The trauma plaguing our communities before and after Hurricane Katrina is a prelude to violence. HBO’s Original Documentary Katrina Babies by Edward Buckles Jr. is a comprehensive analysis of this assertion and provides context to the current state of New Orleans and its youth. It cinematically and unapologetically centers the young voices, including my own, forgotten after the storm and unearths trauma for the journey towards healing.

“These are all our children. We will profit by, or pay for, what they become.” - James Baldwin

If we’re going to constantly talk about “these kids” or “youth violence,” we must also address the present conditions and failures we left them to inherit. As a city, we’re operating under a narrative that young people are the sole perpetrators of crime, alleviating accountability from adults and those in positions of power. Let’s also examine the present condition WE have perpetrated–a city they can’t afford to live in, where their culture is extracted, city services are subpar and monopolized, an education system turned experiment, and their mental state–an afterthought.

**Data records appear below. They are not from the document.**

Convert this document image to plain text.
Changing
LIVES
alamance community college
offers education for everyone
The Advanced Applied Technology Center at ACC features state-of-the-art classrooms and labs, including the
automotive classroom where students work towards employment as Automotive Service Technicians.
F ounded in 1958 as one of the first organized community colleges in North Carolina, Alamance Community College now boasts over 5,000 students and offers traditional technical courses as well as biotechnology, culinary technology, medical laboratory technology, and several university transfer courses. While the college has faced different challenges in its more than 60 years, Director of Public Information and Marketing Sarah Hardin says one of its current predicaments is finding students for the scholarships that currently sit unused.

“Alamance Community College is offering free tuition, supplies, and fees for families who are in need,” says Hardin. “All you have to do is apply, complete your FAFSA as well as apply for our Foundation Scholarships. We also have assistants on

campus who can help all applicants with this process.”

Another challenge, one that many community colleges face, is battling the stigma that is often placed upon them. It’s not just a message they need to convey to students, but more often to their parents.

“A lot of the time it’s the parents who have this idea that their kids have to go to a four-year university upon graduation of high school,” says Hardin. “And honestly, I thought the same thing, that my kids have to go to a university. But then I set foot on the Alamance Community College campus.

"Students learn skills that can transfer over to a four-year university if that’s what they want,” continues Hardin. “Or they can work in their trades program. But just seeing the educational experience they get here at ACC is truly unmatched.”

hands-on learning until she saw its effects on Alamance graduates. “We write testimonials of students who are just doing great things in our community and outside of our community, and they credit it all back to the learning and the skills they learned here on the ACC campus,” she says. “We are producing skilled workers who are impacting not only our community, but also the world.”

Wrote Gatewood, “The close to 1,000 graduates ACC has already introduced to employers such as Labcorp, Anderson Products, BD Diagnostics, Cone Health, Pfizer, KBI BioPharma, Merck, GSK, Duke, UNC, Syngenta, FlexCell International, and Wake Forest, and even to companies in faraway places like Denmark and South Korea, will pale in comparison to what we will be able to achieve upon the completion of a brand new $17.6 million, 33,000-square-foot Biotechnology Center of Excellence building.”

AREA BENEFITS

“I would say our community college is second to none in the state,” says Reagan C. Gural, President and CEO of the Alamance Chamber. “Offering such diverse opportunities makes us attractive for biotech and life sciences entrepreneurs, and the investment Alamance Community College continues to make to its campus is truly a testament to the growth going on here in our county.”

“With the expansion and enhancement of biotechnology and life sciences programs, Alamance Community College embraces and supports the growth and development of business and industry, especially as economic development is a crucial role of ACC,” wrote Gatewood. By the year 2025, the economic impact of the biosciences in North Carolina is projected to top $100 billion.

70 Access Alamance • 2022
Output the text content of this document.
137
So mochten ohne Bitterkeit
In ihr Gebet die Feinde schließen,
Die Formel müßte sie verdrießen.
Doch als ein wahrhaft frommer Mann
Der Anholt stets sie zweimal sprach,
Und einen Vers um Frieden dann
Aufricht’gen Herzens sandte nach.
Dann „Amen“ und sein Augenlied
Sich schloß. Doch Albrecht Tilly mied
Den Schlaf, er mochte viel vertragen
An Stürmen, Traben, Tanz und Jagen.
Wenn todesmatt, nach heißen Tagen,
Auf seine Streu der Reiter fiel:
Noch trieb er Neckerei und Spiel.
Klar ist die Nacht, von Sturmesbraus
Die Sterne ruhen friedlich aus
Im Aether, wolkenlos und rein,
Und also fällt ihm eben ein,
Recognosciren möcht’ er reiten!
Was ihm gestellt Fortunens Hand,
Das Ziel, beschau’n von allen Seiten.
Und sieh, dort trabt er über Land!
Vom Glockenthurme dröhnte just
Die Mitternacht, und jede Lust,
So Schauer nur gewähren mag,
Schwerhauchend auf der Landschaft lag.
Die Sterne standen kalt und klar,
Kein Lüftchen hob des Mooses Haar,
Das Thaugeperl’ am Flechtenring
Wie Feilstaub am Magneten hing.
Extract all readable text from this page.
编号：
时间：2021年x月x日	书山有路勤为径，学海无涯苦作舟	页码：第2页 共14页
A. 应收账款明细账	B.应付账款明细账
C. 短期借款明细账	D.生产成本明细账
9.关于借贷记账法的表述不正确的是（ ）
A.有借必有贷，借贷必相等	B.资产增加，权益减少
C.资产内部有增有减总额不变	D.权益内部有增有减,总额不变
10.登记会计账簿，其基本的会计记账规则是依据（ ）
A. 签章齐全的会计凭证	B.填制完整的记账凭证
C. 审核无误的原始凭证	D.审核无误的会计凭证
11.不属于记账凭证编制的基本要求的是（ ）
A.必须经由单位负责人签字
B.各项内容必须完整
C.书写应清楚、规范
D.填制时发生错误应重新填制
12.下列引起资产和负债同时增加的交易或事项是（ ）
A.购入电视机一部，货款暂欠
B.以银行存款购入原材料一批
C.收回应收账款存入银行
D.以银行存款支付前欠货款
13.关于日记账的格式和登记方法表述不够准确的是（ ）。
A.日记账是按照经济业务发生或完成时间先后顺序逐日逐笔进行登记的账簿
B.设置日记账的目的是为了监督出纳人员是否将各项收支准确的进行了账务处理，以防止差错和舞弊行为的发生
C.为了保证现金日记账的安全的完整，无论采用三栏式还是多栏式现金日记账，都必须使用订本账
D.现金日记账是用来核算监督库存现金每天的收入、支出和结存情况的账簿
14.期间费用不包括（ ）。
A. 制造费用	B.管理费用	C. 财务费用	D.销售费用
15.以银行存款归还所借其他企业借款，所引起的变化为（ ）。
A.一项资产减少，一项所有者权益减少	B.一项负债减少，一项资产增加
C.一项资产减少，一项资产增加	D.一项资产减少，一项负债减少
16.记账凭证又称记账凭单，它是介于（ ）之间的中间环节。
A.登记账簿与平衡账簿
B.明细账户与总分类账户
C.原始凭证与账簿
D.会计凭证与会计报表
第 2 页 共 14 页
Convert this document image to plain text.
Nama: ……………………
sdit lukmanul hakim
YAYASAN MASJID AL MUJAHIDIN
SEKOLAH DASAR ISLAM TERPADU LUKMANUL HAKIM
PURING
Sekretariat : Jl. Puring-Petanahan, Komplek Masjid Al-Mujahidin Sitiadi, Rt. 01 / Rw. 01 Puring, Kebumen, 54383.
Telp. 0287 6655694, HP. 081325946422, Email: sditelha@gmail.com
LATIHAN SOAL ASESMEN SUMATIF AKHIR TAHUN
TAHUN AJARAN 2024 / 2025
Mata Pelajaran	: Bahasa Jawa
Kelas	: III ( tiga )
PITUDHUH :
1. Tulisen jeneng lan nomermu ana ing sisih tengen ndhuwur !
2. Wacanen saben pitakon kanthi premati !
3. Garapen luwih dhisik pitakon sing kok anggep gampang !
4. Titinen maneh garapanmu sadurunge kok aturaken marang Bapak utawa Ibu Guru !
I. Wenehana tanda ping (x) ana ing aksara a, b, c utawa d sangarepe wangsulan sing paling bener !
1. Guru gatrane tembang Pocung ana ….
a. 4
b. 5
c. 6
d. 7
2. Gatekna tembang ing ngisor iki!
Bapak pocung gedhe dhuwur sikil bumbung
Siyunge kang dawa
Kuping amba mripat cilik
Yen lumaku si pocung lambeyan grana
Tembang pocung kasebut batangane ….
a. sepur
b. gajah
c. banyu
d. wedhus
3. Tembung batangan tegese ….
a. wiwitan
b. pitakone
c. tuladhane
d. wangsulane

Reducing crime requires intention, not just reaction. No more dragging of feet, political theatre, or the same surface-level suggestions of years past! A crime plan is not preventing crime if it is only contingent on policing. New Orleans lies in what has been the reoccurring mass incarceration capital of the world. If it was possible to eradicate crime through this method, we would certainly be living in the safest place on Earth by now.


Community leaders and longtime activists, youth and youth advocates, mental health professionals, and artists should be leading the plans for solutions. Conversations about youth crime should take place WITH youth. Mental health and trauma must be the center and foundation of every conversation. There must be a drastic reallocation of future city budgets to reflect the immediate needs of mental health and affordable housing. The concern for reducing crime should be year-round, not just when the murder rate is record-breaking or only when we as individuals feel directly impacted.


We have a shared responsibility to this place. The New Orleans we’ve always known and loved was made possible by those who fought endlessly for better conditions for its people. It’s time we confront violence at its root, not just the surface. We cannot afford to continue laying asphalt over the potholes; merely putting band-aid solutions over the real problems. There’s blood embedded in the soil of this city..it’s time to treat the wound to actually heal.